We stopped in John Day and picked up a new bolt (and a tube of Loctite). With my front brake level securely back in place, we sought out a meal. Taking up the recommendation of the clerk at the hardware store, we checked out the Grubsteak Mining Company.

The restaurant looked like an old-time Wild West saloon on the inside. The seats were made from logs, and the walls looked like rough-cut wood boards. Greg and I both ordered the meatloaf sandwich, which was on special. Comfort food always sounds good when you’re eating one cooked meal a day. The meatloaf was just like homemade, and the bacon and cheese added just the right amount of flavor.

We rode east on Highway 26, climbing into the Blue Mountains. The air cooled as we climbed up above 5000 feet at Blue Mountain Summit before dropping down into the Burnt River Valley.

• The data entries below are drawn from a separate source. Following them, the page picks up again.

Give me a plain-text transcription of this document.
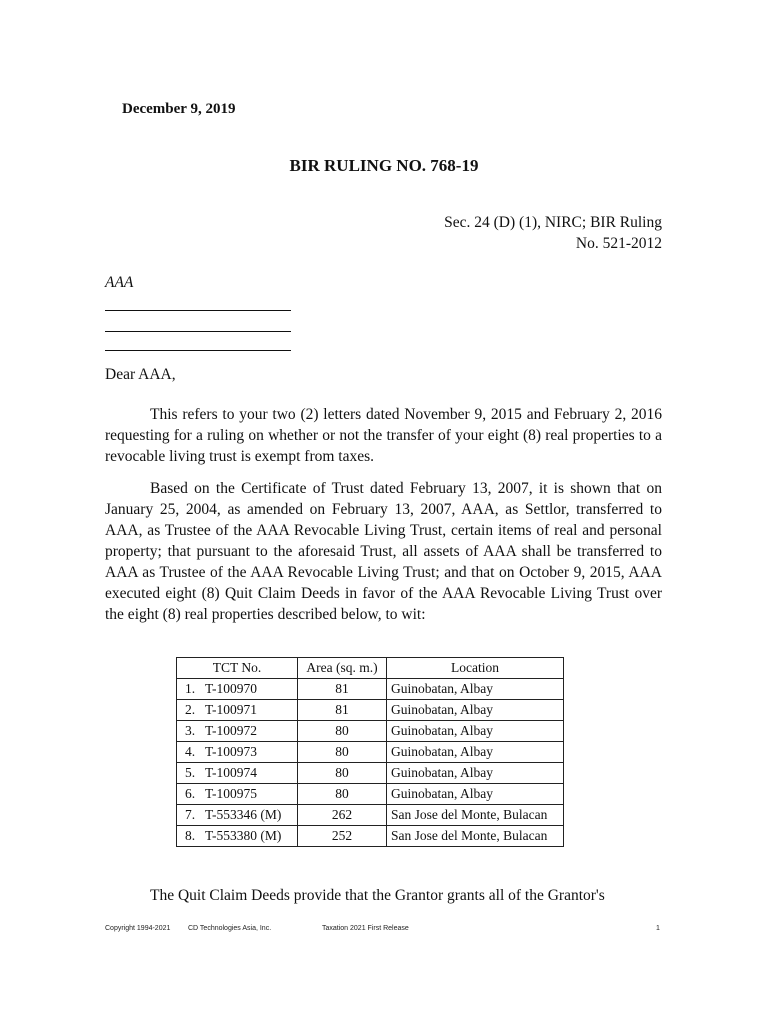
December 9, 2019
BIR RULING NO. 768-19
Sec. 24 (D) (1), NIRC; BIR Ruling
No. 521-2012
AAA
Dear AAA,

This refers to your two (2) letters dated November 9, 2015 and February 2, 2016 requesting for a ruling on whether or not the transfer of your eight (8) real properties to a revocable living trust is exempt from taxes.

Based on the Certificate of Trust dated February 13, 2007, it is shown that on January 25, 2004, as amended on February 13, 2007, AAA, as Settlor, transferred to AAA, as Trustee of the AAA Revocable Living Trust, certain items of real and personal property; that pursuant to the aforesaid Trust, all assets of AAA shall be transferred to AAA as Trustee of the AAA Revocable Living Trust; and that on October 9, 2015, AAA executed eight (8) Quit Claim Deeds in favor of the AAA Revocable Living Trust over the eight (8) real properties described below, to wit:

TCT No.	Area (sq. m.)	Location
1. T-100970	81	Guinobatan, Albay
2. T-100971	81	Guinobatan, Albay
3. T-100972	80	Guinobatan, Albay
4. T-100973	80	Guinobatan, Albay
5. T-100974	80	Guinobatan, Albay
6. T-100975	80	Guinobatan, Albay
7. T-553346 (M)	262	San Jose del Monte, Bulacan
8. T-553380 (M)	252	San Jose del Monte, Bulacan

The Quit Claim Deeds provide that the Grantor grants all of the Grantor's

Copyright 1994-2021	CD Technologies Asia, Inc.	Taxation 2021 First Release	1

We stopped at Unity Lake State Park and set up camp. Using my Oregon State Parks pass, we got another night of free camping. The campsites were huge – Greg set up his tent about 100 feet from mine – and the grass tent areas were soft and green. Another great amenity of the state park were the hot showers. Taking a hot shower after a few days of wiping myself down with a washcloth felt great.

Skies took on a bright orange-pink hue at sunset and the clouds added just the right amount of drama as the sun went down behind the Blue Mountains. Rays of sunlight streamed upwards through the clouds making the sky take on the look of a painting.

Just before calling it a night, we got another visit from the ISS. I kept looking up at the stars – Saturn and Jupiter were aligned in the sky. I put my telephoto lens on my camera and pointed it skyward, easily seeing the Galilean moons of Jupiter.